What's more, the Eagles have downed 10 of Rocca's 25 punts inside the 20, a 40 percent rate. McBriar was at 27 percent last season.
Little wonder Rocca, the NFC special teams player of the month in September, is thinking of the ultimate honor a punter can receive: Pro Bowl.
"That's the pinnacle of it," Rocca said.
That's because, of course, punters don't usually get votes for regular-season MVP or Super Bowl MVP.
Rocca didn't drag his family 10,000 miles from his homeland for a free trip to Hawaii. The Pro Bowl would be nice, but . . .
"I want to win a championship. I want a ring. No one from Australia's done that before," Rocca said.

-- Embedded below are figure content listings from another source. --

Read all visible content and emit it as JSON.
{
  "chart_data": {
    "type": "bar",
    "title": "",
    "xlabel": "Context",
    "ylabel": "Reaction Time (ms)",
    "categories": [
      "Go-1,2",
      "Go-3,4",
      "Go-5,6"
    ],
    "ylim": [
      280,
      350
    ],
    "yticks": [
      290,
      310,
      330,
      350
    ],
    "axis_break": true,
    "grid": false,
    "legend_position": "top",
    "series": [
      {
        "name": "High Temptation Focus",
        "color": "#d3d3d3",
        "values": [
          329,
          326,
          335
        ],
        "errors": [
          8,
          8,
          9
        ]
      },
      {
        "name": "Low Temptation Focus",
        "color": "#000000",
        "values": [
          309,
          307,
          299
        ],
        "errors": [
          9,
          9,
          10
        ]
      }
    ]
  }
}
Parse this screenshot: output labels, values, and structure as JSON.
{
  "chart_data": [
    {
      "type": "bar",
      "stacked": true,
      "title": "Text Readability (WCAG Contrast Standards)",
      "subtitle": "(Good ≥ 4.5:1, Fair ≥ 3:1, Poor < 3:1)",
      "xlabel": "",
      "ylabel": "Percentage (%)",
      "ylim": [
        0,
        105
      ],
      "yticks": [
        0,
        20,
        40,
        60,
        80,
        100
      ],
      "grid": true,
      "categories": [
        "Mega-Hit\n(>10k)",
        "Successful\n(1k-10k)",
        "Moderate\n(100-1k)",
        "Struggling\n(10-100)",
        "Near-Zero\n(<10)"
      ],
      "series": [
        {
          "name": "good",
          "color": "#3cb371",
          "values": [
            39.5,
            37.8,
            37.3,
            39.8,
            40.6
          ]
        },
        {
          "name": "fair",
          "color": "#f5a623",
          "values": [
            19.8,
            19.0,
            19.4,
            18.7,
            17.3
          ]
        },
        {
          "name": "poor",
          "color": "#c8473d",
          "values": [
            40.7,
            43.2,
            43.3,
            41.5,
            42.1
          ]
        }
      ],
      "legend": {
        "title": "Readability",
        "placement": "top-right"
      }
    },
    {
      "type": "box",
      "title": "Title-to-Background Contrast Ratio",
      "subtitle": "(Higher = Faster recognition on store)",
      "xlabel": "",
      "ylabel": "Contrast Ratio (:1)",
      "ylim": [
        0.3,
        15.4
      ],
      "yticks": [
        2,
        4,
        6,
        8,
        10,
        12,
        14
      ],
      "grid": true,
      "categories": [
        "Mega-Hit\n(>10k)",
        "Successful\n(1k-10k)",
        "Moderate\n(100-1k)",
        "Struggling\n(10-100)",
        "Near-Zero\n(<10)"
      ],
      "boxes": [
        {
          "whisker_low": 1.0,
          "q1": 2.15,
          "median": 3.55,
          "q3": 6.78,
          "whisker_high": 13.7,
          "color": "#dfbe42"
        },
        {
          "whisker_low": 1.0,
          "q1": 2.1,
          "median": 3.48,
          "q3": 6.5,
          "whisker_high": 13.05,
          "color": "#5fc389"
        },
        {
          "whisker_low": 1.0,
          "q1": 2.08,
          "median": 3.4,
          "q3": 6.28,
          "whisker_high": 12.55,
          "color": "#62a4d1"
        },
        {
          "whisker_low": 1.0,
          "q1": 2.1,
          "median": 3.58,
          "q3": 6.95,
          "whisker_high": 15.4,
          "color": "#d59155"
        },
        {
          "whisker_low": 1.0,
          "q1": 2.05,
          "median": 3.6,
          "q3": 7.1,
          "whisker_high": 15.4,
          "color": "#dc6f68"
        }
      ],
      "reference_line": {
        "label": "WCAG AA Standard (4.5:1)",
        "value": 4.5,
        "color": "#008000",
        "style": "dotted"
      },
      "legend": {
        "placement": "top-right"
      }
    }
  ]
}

In fact, the main reason Rocca isn't lounging on the 200-acre property he owns with his brother 2 hours north of his native Melbourne is, despite his 748 goals in the Australian Football League, he never won the big one. Or even the medium-big one.
"That was my goal in Australia: to play in the championship," Rocca said. "I played in three postseason games and we lost all of them. I've still yet to experience a winning postseason game."
Considering that, and Rocca's pedigree, he is less Brett Favre - the NFL player with whom he once was compared - than he is Y.A. Tittle, also 0-3 in the playoffs.
But then, Tittle is in the Pro Football Hall of Fame. Rocca probably won't make it there - he will be 35 next month - but ranking 13th on the AFL goals list makes him a decent candidate for the Australian Football Hall of Fame, when he is eligible in 2009.
That would be a pleasant, if coincidental, postscript to his AFL life.
Right now, he wants a Super Bowl ring, and he wants to fade away.
Despite having served as a color analyst for Australia's SBS, which televised Super Bowl XLII in Australia in January, Rocca has no taste for a life of celebrity. He might have a future as an AFL commentator, but he doesn't even watch AFL games.